Authored by Dr Francesca Finch (FY2 doctor, John Radcliffe hospital Oxford)
HPC: A 35 year old woman was admitted with a 2 day history of palpitations associated with intermittent dizziness. Her symptoms started suddenly when she was working at her desk. She did not experience any chest pain. Observations were stable throughout.
She had a similar episode occurred 6 months previously which was self-limiting, for which she did not seek medical attention.
She is normally fit and well, with no significant past medical history or regular medications.
Blood tests were all within normal range, and bedside ECHO showed a structurally normal heart.
When looking at this ECG, it is easier to break it down into sections.
In the rhythm strip, there are sections of sinus rhythm (tachycardic) followed by 4 to 5 beats of regular broad complex monomorphic tachycardia. The differential diagnosis of a broad complex tachycardia is supraventricular tachycardia (SVT) with aberrancy, SVT and an accessory pathway, and ventricular tachycardia (VT).
There are also a couple of singular broad QRS complexes, which are ventricular ectopic beats.
Thee fact that the morphology of the ectopics matches the tachycardia make VT most likely. This is a focal type of arrhythmia rather than a rentrant circuit. The focus is either firing once, producing a ventricular ectopic or multiple times, leading to a run of VT.
Next we can see that there is a LBBB morphology, indicated by the dominant S wave in V1 and broad R wave in V5-V6. This shows that the ectopics are the result of a right ventricular origin (if it was a RBBB pattern then it comes from the left ventricle).

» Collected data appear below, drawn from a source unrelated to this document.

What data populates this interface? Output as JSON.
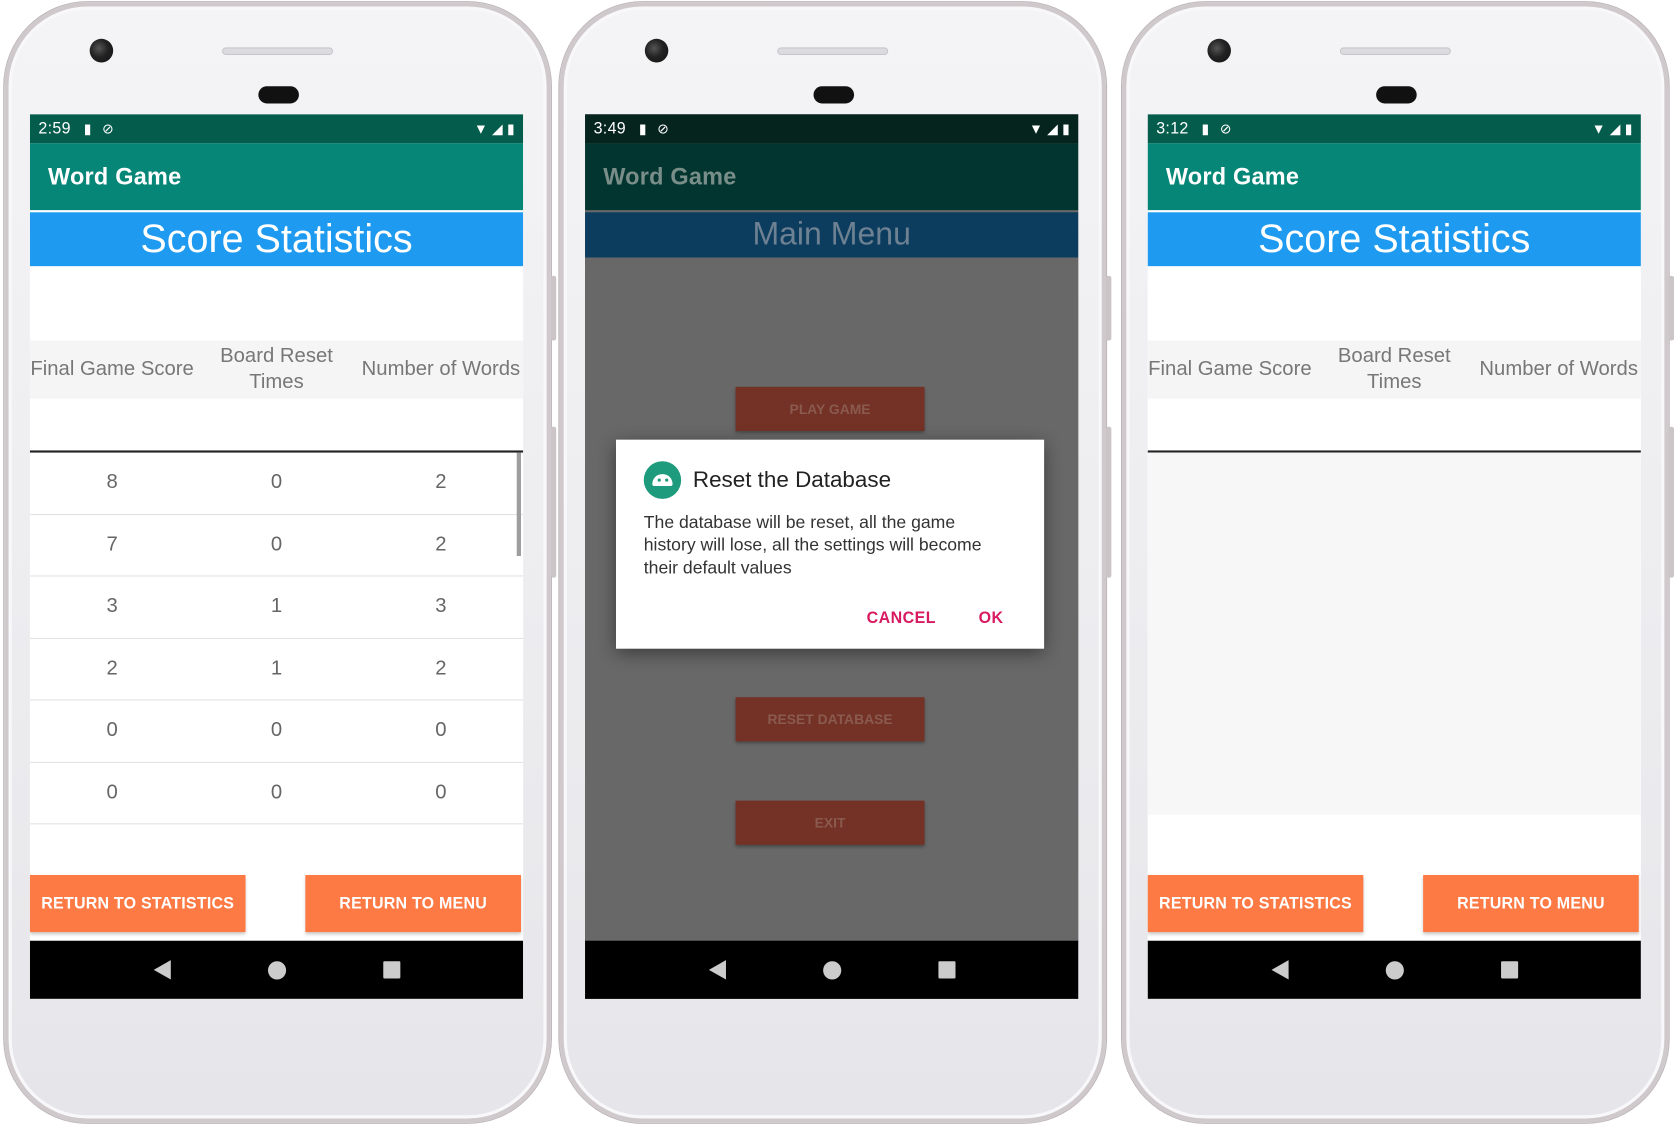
{
  "colors": {
    "status_bar": "#045c4c",
    "app_bar": "#068677",
    "blue_header": "#1e9bf0",
    "orange_button": "#fe7a45",
    "dialog_action": "#d81b60"
  },
  "phone1": {
    "status_time": "2:59",
    "app_title": "Word Game",
    "screen_title": "Score Statistics",
    "columns": [
      "Final Game Score",
      "Board Reset Times",
      "Number of Words"
    ],
    "rows": [
      [
        "8",
        "0",
        "2"
      ],
      [
        "7",
        "0",
        "2"
      ],
      [
        "3",
        "1",
        "3"
      ],
      [
        "2",
        "1",
        "2"
      ],
      [
        "0",
        "0",
        "0"
      ],
      [
        "0",
        "0",
        "0"
      ]
    ],
    "btn_return_stats": "RETURN TO STATISTICS",
    "btn_return_menu": "RETURN TO MENU"
  },
  "phone2": {
    "status_time": "3:49",
    "app_title": "Word Game",
    "screen_title": "Main Menu",
    "menu_buttons": [
      "PLAY GAME",
      "RESET DATABASE",
      "EXIT"
    ],
    "dialog": {
      "title": "Reset the Database",
      "message": "The database will be reset, all the game history will lose, all the settings will become their default values",
      "cancel": "CANCEL",
      "ok": "OK"
    }
  },
  "phone3": {
    "status_time": "3:12",
    "app_title": "Word Game",
    "screen_title": "Score Statistics",
    "columns": [
      "Final Game Score",
      "Board Reset Times",
      "Number of Words"
    ],
    "btn_return_stats": "RETURN TO STATISTICS",
    "btn_return_menu": "RETURN TO MENU"
  },
  "icons": {
    "status_left": [
      "sd-card-icon",
      "sync-disabled-icon"
    ],
    "status_right": [
      "wifi-icon",
      "signal-icon",
      "battery-icon"
    ],
    "nav": [
      "back-icon",
      "home-icon",
      "recents-icon"
    ]
  }
}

Finally, we look at the axis of the abnormal QRS complexes. The QRS complexes are very positive in the inferior leads – the QRS is positive in leads II, III and aVF. This shows us the electrical activity is moving towards the inferior leads (the principle is that if activation is moving away from an ECG lead the QRS is initially and predominantly negative and if it is moving towards it the lead it is positive). In this case it must be originating from the outflow tract of the right ventricle (near the pulmonary valve) which is high up and heading down to the lower part of the ventricle.
Putting this altogether, this is an example of right ventricular outflow tract tachycardia.

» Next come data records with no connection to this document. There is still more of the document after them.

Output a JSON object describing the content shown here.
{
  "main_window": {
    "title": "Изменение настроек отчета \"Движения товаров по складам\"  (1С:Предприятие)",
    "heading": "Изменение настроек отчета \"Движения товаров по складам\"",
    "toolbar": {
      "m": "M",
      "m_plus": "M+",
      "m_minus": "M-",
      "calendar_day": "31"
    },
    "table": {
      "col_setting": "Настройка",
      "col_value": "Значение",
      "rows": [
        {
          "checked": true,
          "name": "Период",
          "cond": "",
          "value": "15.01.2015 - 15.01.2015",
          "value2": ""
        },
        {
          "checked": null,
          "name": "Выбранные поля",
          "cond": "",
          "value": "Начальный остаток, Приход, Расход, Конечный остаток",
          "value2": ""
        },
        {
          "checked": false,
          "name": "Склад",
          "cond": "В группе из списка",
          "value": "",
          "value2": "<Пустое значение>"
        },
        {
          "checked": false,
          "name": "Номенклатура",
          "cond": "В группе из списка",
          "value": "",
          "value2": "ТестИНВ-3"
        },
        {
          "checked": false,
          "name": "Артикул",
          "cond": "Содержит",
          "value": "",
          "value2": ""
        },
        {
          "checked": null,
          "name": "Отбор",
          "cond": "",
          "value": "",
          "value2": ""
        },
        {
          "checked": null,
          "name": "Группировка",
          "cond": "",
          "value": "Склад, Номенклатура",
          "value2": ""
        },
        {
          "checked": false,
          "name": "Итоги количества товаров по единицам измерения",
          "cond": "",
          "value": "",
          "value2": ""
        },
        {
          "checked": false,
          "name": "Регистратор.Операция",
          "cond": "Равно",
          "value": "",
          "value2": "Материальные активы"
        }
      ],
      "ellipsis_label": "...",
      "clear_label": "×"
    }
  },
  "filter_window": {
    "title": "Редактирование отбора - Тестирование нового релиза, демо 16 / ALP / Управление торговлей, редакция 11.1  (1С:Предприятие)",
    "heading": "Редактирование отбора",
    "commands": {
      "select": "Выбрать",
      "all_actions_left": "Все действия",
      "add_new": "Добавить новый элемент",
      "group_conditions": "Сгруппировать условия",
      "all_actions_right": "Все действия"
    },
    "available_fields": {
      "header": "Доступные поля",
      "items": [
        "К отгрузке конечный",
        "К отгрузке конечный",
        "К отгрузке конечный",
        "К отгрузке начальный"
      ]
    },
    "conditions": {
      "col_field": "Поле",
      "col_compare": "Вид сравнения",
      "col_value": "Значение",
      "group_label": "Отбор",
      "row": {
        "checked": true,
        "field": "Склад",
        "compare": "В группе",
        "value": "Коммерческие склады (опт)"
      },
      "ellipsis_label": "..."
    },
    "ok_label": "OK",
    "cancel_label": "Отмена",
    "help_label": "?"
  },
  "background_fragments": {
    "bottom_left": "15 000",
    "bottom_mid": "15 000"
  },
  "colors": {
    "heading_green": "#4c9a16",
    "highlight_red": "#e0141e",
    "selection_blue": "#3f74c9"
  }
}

A cardiac MRI was performed, which showed non-dilated LV, with borderline impaired systolic function. (LVEF 53). There is a small patch of fibrosis in the region of the basal inferior LV/RV junction. The RV has normal volume and systolic function
Right Ventricular Outflow Tract (RVOT) Tachycardia
Most VTs occur in structurally abnormal hearts. However in 10% of patients with VT, no structural heart disease, metabolic/electrolyte abnormalities or other cause such as long QT syndrome can be found. This type of arrhythmia has been described as idiopathic VT.

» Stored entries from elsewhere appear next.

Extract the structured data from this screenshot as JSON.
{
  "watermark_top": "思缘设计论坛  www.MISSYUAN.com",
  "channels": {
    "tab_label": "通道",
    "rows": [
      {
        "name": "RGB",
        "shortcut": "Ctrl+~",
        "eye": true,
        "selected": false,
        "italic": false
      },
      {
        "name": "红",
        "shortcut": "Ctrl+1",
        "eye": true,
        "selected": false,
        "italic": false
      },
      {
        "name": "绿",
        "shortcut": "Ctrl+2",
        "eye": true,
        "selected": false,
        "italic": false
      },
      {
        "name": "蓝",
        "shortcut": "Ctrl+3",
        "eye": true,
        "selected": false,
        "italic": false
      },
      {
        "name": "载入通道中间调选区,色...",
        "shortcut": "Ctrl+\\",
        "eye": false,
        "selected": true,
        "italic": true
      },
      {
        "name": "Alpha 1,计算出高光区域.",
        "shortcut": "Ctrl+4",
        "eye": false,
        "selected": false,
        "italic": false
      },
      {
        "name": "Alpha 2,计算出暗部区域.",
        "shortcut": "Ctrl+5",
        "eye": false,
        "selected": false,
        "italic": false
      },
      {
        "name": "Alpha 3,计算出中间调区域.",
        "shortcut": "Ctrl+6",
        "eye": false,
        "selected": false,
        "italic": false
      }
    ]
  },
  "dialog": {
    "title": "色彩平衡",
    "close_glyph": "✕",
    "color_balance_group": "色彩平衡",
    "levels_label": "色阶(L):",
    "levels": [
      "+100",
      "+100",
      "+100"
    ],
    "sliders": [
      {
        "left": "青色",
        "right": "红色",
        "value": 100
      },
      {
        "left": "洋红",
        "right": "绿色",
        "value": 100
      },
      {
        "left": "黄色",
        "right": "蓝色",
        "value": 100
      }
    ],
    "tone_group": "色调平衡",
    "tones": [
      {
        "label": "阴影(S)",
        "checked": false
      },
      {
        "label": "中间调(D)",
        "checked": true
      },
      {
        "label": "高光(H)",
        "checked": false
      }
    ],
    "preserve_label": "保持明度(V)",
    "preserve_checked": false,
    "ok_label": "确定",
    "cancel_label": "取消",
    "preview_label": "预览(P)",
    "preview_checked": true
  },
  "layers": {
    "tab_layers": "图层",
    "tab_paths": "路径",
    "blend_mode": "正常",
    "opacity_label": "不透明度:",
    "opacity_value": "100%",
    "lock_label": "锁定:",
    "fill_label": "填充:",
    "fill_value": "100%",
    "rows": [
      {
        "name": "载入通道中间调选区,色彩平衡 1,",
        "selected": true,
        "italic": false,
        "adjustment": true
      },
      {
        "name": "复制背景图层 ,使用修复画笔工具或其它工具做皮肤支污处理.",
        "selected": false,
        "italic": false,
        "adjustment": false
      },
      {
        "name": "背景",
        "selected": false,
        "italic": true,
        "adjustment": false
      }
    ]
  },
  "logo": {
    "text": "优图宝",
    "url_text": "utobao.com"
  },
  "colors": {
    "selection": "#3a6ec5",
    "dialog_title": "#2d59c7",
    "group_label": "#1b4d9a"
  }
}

Idiopathic VTs can originate from multiple anatomical regions, including the left ventricular outflow tract (LVOT) and right ventricular outflow tract (RVOT), the left fascicular system, the mitral and tricuspid annuli, and the papillary muscles, or they can develop in the epicardial space. More than half of all idiopathic VTs originate from the outflow tracts (OTs), and of these, approximately 80% originate from the RVOT
Commonly occuring symptoms include palpitations, chest pain, dyspnoea, and light-headedness during episodes . Syncope can occur rarely. However some patients may have only fatigue or may be entirely asymptomatic
In general RVOT VTs have a good and benign prognosis. Treatment is tailored on an individual basis depending on the nature and severity of symptoms. Pharmacotherapy may include a beta blocker, Verapamil or Diltiazem. Class I (IA and IC) anti-arrhythmic drugs and class III drugs, such as sotalol and amiodarone may also be used. Catheter ablation is considered in cases where pharmacological treatment is not effective or not tolerated.